Immigrant's Love Letter to the West
Mimo wszystkich wad Zachodu - okropne jedzenie, zimna pogoda i wątpliwi politycy ze śmiesznymi włosami, by wymienić tylko kilka - ma swoje zalety. Konstantin by o tym wiedział.
Dorastając w Związku Radzieckim, doświadczył z pierwszej ręki okropności socjalistycznego raju, który się nie udał, żyjąc w skrajnym ubóstwie z niewielkim dostępem nawet do najbardziej podstawowych potrzeb. Dopiero po przeprowadzce do Wielkiej Brytanii Kisin odnalazł się w otwartym i tolerancyjnym społeczeństwie, otrzymując niezliczone możliwości, których inaczej nigdy by nie miał. Zabawny, prowokacyjny i niezachwianie spostrzegawczy list miłosny imigranta do Zachodu kwestionuje rozwijające się poczucie nienawiści do siebie, które przyjęła sfera zachodnia, i oferuje alternatywną perspektywę.

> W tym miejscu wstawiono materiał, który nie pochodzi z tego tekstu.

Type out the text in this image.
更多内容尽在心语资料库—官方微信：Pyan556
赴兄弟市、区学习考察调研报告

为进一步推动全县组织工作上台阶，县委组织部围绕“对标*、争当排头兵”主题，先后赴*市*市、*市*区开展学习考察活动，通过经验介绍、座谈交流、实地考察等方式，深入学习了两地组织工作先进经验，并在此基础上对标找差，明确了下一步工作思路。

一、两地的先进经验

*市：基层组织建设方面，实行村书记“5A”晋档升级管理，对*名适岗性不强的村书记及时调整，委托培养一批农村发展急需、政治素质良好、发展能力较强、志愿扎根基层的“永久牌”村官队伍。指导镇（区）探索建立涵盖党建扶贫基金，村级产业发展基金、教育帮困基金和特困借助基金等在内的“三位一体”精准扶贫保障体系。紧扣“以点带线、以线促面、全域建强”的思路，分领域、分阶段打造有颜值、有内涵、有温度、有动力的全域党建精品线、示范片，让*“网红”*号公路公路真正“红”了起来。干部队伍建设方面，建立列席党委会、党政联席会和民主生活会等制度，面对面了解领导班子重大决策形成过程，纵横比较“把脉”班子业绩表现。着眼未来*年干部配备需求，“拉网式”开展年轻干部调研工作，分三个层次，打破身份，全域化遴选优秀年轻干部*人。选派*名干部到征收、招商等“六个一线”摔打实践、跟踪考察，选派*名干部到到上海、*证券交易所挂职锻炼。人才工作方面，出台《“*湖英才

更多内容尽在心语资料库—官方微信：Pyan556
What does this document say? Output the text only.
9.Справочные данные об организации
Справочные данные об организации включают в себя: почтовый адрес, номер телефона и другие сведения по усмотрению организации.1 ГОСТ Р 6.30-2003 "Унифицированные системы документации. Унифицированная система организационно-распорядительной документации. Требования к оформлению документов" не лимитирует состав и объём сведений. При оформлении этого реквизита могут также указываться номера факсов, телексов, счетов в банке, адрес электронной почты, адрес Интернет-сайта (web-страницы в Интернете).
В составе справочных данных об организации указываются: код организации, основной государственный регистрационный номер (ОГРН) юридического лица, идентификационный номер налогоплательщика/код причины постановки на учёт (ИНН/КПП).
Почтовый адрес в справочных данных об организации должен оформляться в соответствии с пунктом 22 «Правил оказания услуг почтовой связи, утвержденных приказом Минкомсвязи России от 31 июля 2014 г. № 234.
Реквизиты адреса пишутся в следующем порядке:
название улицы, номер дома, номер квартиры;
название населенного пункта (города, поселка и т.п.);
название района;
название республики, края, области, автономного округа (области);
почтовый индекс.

Odnosząc się do polityki rasowej, wolności słowa, imigracji i nie tylko, Kisin przekonuje, że zło i poczucie winy nie muszą wpływać na to, co dziś myślimy o Zachodzie - i Wielkiej Brytanii - i że pomimo wszystkich jego wzlotów i upadków, pozostaje jednym z najlepszych miejsc do życia na świecie. W końcu, jeśli imigrant nie może publicznie wyrazić swojego uznania dla tego kraju, to kto może?